From time to time, it seemed that there was a sister of Mr. Talbert’s who visited in the family, but was now away on one of the many other visits in which she passed her life. She was always going or coming somewhere, but at the moment she was gone. My wife inferred from the generation to which her brother belonged that she had long been a lady of that age when ladies begin to be spoken of as maiden. Mrs. Talbert spoke of her as if they were better friends than sisters-in-law are apt to be, and said that she was to be with them soon, and she would bring her with her when she returned my wife’s call. From the general impression in Eastridge we gathered that Miss Talbert was not without the disappointment which endears maiden ladies to the imagination, but the disappointment was of a date so remote that it was only matter of pathetic hearsay, now. Miss Talbert, in her much going and coming, had not failed of being several times in Europe. She especially affected Florence, where she was believed to have studied the Tuscan School to unusual purpose, though this was not apparent in any work of her own. We formed the notion that she might be uncomfortably cultured, but when she came to call with Mrs. Talbert afterward, my wife reported that you would not have thought, except for a remark she dropped now and then, that she had ever been out of her central New York village, and so far from putting on airs of art, she did not speak of any gallery abroad, or of the pensions in which she stayed in Florence, or the hotels in other cities of Italy where she had stopped to visit the local schools of painting.

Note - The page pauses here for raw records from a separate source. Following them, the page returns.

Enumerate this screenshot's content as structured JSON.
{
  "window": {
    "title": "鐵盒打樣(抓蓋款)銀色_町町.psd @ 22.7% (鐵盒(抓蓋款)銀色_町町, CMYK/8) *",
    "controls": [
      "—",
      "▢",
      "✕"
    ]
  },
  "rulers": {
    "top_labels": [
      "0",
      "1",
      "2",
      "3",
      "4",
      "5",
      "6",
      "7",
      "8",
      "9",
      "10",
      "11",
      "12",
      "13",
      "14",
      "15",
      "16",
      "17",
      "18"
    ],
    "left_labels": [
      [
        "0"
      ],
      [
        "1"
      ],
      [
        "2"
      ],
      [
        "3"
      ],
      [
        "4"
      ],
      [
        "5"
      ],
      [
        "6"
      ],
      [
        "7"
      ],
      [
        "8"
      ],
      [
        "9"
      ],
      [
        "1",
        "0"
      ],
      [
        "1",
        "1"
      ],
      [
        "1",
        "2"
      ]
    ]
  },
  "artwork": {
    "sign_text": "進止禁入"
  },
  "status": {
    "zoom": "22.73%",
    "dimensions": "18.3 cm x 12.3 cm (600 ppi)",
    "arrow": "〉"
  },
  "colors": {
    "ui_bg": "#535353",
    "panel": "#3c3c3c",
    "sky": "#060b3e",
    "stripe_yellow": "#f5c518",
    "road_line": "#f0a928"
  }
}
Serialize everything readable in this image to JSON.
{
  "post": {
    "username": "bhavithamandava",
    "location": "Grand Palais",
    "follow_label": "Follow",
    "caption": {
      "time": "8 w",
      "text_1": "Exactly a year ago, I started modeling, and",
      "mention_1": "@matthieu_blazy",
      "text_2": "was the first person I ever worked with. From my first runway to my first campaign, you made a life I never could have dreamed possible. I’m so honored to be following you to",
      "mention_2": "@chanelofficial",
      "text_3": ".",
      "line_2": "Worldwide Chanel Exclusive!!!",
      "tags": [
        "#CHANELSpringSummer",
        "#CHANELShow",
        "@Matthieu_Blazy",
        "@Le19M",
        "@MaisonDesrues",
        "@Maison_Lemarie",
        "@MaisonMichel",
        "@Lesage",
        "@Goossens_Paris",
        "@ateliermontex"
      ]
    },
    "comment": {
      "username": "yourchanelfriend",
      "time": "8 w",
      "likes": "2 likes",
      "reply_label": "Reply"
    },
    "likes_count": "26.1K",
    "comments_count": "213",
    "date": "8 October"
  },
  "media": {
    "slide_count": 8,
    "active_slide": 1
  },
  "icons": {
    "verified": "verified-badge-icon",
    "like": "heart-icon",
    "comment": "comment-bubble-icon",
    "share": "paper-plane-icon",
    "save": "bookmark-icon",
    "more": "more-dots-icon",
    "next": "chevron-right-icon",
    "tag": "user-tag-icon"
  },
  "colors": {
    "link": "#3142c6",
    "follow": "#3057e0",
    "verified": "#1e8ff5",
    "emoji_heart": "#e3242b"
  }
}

In this somewhat protracted excursion I have not forgotten that I left Mr. Talbert leaning against our party fence, with his arms resting on the top, after a keen if not critical survey of his dwelling. He did not take up our talk at just the point where we had been in it, but after a reflective moment, he said, “I don’t remember just whether Mrs. Temple told my mother-in-law you were homoeopaths or allopaths.”
“Well,” I said, “that depends. I rather think we are homoeopaths of a low-potency type.” My neighbor’s face confessed a certain disappointment. “But we are not bigoted, even in the article of appreciable doses. Our own family doctor in our old place always advised us, in stress of absence from him, to get the best doctor wherever we happened to be, so far as we could make him out, and not mind what school he was of. I suppose we have been treated by as many allopaths as homoeopaths, but we’re rather a healthy family, and put it all together we have not been treated a great deal by either.”
Mr. Talbert looked relieved. “Oh, then you will have Dr. Denbigh. He puts your rule the other way, and gets the best patient he can, no matter whether he is a homoeopath or an allopath. We have him, in all our branches; he is the best doctor in Eastridge, and he is the best man. I want you to know him, and you can’t know a doctor the way you ought to, unless he’s your family physician.”